Bin yılın tanığı: Kunduracı Çınarı

 Yeni Zelanda Parlamentosu Kuzey Adası'ndaki Whanganui Nehri'ni "canlı varlık" olarak tanıyıp nehre hukuki statü verdiğinde ülkemizdeki zamana meydan okuyan bir çok doğal güzelliğin de aynı statüyü hak ettiğini düşünmeden kendimizi alamamıştık. Bu değerlerin başlıcaları arasında ise ülkemizin değişik yerlerindeki ulu ağaçlar vardı. Yıllara meydan okuyan bu ağaçlardan şanslı olanlar koruma altına alınırken, şanssız olanlar ise bilinçsizliğin kurbanı olmaya devam ediyor.

Ulu ağaç deyince İzmirlilerin aklına ilk Kunduracı Çınarı gelir. İnsanoğluna doğanın heybetini ve zamanın varlığını kanıtlarcasına yüzyıllardır ayakta durur Kunduracı Çınarı. Gövdesine asılmış ‘’Tabiat Anıtı’’ tabelasını vakur ama gururla taşır.

Kültür tarihimiz incelendiğinde ağaçlarla ilgili birçok inanışa sahip olduğumuz ve ağaçlara ayrı bir önem verdiğimize şahit oluruz. Çınar ağacının ise Türk toplumu ve Osmanlı Devleti için apayrı bir değeri vardır. 

Osman Bey rüyasında, koynuna bir ayın girdiğini ve o anda göbeğinden bir çınar ağacının çıkarak gölgesinin dünyayı kapladığını görür.

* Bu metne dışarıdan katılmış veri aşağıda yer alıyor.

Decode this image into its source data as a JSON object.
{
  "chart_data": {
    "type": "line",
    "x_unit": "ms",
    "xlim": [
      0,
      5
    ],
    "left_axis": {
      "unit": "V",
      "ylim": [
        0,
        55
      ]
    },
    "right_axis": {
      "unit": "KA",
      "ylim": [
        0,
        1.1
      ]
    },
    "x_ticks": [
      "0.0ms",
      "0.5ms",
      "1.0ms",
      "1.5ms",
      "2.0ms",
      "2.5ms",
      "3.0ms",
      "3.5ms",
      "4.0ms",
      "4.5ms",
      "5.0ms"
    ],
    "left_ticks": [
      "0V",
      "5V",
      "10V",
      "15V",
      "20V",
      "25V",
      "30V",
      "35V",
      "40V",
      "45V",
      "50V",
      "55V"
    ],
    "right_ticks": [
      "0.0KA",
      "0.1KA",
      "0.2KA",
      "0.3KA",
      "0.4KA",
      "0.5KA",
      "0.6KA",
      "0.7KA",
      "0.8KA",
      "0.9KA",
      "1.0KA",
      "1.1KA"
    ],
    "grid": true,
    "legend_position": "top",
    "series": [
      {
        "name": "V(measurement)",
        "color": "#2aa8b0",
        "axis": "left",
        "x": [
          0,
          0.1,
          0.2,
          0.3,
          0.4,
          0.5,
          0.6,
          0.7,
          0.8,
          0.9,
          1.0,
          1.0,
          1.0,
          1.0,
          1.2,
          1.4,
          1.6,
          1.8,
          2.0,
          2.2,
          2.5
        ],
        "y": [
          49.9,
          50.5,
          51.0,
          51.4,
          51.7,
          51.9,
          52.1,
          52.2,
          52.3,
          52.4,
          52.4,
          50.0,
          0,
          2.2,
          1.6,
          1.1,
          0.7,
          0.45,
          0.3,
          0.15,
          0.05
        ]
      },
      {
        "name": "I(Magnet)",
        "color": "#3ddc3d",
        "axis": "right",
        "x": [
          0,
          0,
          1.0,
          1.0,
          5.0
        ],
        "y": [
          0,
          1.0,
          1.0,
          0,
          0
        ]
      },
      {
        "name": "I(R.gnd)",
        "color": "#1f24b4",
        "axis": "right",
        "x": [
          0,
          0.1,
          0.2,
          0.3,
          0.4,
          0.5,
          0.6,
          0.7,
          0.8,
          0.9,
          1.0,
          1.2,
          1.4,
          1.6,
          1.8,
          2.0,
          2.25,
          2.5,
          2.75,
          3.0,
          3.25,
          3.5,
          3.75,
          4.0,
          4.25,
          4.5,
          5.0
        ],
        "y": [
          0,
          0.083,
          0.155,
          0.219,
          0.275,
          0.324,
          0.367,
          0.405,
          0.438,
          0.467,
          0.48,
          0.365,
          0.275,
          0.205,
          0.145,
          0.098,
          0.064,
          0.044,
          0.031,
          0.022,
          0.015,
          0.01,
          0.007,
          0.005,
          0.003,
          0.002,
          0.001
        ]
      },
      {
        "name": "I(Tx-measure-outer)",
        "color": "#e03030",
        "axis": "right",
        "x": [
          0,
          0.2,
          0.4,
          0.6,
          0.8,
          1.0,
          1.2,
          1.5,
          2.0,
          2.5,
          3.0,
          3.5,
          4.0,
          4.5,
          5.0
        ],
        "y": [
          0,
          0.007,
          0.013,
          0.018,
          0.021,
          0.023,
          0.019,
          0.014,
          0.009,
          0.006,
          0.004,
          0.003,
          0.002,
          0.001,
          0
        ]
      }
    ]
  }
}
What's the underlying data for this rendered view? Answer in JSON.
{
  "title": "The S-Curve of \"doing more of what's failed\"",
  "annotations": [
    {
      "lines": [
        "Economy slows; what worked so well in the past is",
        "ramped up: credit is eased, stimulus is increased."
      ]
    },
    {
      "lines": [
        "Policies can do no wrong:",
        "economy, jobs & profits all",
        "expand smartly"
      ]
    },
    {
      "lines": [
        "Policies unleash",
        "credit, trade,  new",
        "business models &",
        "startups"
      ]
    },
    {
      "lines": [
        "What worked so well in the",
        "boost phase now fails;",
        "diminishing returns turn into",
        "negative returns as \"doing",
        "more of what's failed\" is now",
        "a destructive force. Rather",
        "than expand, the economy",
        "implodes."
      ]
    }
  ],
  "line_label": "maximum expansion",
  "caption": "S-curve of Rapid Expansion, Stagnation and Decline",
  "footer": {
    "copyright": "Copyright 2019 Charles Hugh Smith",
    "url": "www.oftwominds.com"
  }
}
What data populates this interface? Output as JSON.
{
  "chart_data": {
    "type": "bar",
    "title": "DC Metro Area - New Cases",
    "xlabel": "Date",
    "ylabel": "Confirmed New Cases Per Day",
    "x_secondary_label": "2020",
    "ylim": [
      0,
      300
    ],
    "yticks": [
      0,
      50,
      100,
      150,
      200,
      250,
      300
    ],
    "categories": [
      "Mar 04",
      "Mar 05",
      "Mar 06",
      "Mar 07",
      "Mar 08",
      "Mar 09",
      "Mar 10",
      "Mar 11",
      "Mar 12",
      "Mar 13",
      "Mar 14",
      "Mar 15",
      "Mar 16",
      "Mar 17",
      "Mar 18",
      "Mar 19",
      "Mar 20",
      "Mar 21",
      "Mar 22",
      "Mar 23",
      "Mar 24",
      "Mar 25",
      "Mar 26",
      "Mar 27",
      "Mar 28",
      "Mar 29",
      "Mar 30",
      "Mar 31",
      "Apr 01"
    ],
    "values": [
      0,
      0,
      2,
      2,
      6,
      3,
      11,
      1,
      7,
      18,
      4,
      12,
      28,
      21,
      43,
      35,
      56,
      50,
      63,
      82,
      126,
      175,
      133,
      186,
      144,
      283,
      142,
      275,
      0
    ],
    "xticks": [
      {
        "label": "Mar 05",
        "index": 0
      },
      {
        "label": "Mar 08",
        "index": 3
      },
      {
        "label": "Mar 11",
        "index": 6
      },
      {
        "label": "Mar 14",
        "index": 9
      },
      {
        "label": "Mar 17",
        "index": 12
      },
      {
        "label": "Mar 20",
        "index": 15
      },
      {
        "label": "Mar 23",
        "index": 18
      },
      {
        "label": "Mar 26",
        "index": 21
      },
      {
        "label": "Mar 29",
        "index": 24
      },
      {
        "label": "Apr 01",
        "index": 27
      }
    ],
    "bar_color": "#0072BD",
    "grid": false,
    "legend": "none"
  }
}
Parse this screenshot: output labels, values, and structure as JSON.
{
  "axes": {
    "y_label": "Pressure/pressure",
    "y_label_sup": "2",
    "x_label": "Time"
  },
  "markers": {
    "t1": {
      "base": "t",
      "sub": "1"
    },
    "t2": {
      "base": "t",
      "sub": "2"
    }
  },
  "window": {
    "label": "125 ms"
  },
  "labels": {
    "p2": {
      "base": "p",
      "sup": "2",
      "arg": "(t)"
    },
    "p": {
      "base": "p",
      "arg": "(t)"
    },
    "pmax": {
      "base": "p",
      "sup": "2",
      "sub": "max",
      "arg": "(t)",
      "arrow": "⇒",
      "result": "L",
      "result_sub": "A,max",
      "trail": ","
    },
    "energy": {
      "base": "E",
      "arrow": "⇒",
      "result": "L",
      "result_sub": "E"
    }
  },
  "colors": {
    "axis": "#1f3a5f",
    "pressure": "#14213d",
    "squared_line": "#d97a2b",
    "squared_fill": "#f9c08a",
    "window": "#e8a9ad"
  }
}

Çınarın gölgesinin altında dağlar, dağların dibinden ise suların çıkmaktadır. Rüyasındaki insanlardan bazıları bu sulardan içerken, bazıları ise bahçesini sulamakta bazıları da çeşmelerini akıtmaktadır. Osmanlı Devleti’nin tarihi bu rüyada gizlidir. Türk milleti Osman Bey’İn rüyasında koynundan çıkan bu ulu çınarla asırlarca insanlara adalet ve hoşgörü suyu dağıtmıştır.

Çınar ihtişamlı ve uzun ömürlü bir ağaçtır. Geçmişi geleceğe bağlarken, insanlara sabrı ve huşuyu öğretir. Beraber yaşamanın ve birbirine yararlı olmanın zevkinin verir. Kökleriyle mazinin derinliklerine basarak oradan aldığı güçle dallarıyla geleceği kucaklamıştır. 

10 ASIRDIR AYAKTA

İşte buna en güzel örneklerden birisi İzmir’in Buca İlçesi Kaynaklar Köyü’ndeki Kunduracı Çınarı’dır. İnsanoğluna doğanın heybetini kanıtlarcasına 10 asırdır ayakta duran Kunduracı Çınarı sizi geçmişten alarak geleceğe götürür. İnsan ömrünün ne kadar kısa, zamanın ise ne denli engin olduğunu yüzünüze vurur. Dibinde her şeyi unutur ve dinginliğin hülyalarına kapılırsınız. Gövdesine asılmış ‘’Tabiat Anıtı’’ tabelasını gururla taşırken, tarihe tanıklığıyla selamlar ziyaretçilerini.

Rivayete göre adının boşalan gövdesinde yıllarca faaliyet gösteren kundura dükkânından geldiği söylenmektedir. Bir başka rivayete göre ise kunduracı örsüne benzetildiğinden adı Kunduracı Çınarı olmuştur.

Kunduracı Çınarı Köy tüzel kişiliğine aittir. 30 metreyi bulan boy ve 4 metreye ulaşan eni ile heybetli duruşu karşısında büyülenmemek elde değildir. 29 Nisan 1994 tarihinde anıt ağaç olarak tescil edilen Kunduracı Çınarı 1500 m2 alanda korumaya alınmıştır. İzmir’de neyi görmeliyim düşünüyorsanız Kunduracı Çınarı görmeniz gereken ilkler arasındadır. Sizi, ilimizdeki bu eşsiz değeri ziyarete çağırıyoruz. Kim bilir belki sizin de dikeceğiniz bir fidan bin yıl sonra heybetli bir tabiat anıtına dönüşür ve sessiz sedasız kendisine ilk can suyunu veren insanı yad eder.